Thursday, July 20, 2006


My friends hold me together. And so I find rather poignant this excerpt from an essay by Joseph Epstein entitled Friendship Among the Intellectuals.

"It is painful to consider,” wrote Samuel Johnson about friendship, “that there is no human possession of which the duration is less certain.”

Too true. Some friendships die on their own, of simple inanition, having been quietly allowed to lapse by the unacknowledged agreement of both parties. Others break down because time has altered old friends, given them different interests, values, points of view. In still others, only one party works at the friendship, while the other belongs to what Truman Capote called (in a letter to the critic Newton Arvin, his ex-lover) “some odd psychological type . . . that only writes when he is written to.” And then of course there are the friendships that end when one friend betrays or is felt to betray the other, or fails to come through in a crisis, or finds himself violently disputing the other on matters of profoundest principle.

These days, such principled disagreements tend often to involve ideas, and to be endemic among supposedly educated people and especially among intellectuals. ...[But] here is the question ... raise[d] in high relief: for what ideas would one be willing to give up one’s friends? Most of us, I suspect, would answer: none. Ideas, after all, are but abstract things and as such are not worth even a single flesh-and-blood friend. And yet, abstract as they are, in the realm of politics ideas have consequences, and those consequences can be measured all too often and all too precisely in flesh and blood.

Communism, which began as an idea, ended up causing death and misery to scores of millions of people for nearly a century. If your friend were to advocate or defend the Communist system, could he truly be your friend? Cicero defined friendship “as nothing other than agreement over all things divine and human along with good will and affection.” That is a lot to ask, but it seems undeniable that general agreement on such major matters is a great lubricant for a friction-free friendship.

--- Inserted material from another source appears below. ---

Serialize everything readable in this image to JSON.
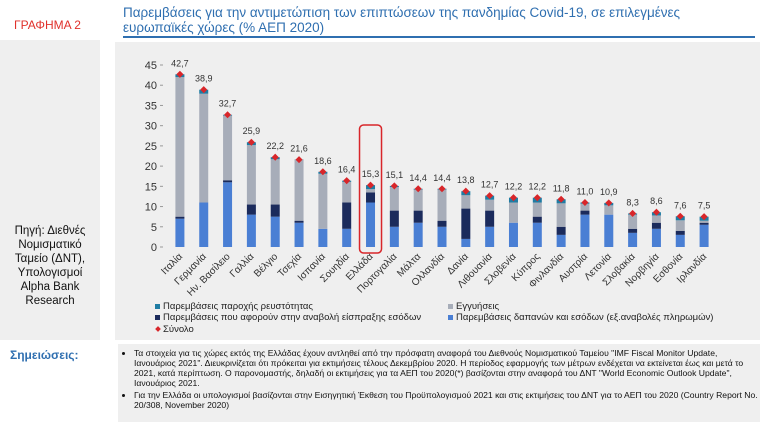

For me, a person’s general point of view is more important than his opinions on specific issues, though I admit that the line between the two is not always easily drawn. ...Jean-Paul Sartre and Albert Camus broke up their friendship over Camus’s The Myth of Sisyphus. The book argued against political utopianism, which Camus thought was the world’s most dangerous delusion. Sartre, a utopian who lived comfortably enough with the horrors perpetrated by Joseph Stalin, felt this was going altogether too far, and closed things off. Sigmund Freud, unable to bear deviation from any of his own central ideas, broke with just about everyone in what was once called the Freudian circle.

...Every broken friendship can be thought of as a failure or a defeat. Yet, one must ask in each case, was the friendship itself therefore without meaning? Nietzsche, who himself had a famous broken friendship with Wagner—he began by idolizing the composer and ended by despising him—devotes a strangely fortifying paragraph to the subject in The Gay Science. Trying to make lemonade out of the rotted lemons of broken friendship, he suggests that perhaps, in “a tremendous but invisible stellar orbit, such friendships might be renewed and better made.” One would like to think this may be so, but the odds in favor of it are only slightly better than those in favor of the return of vaudeville.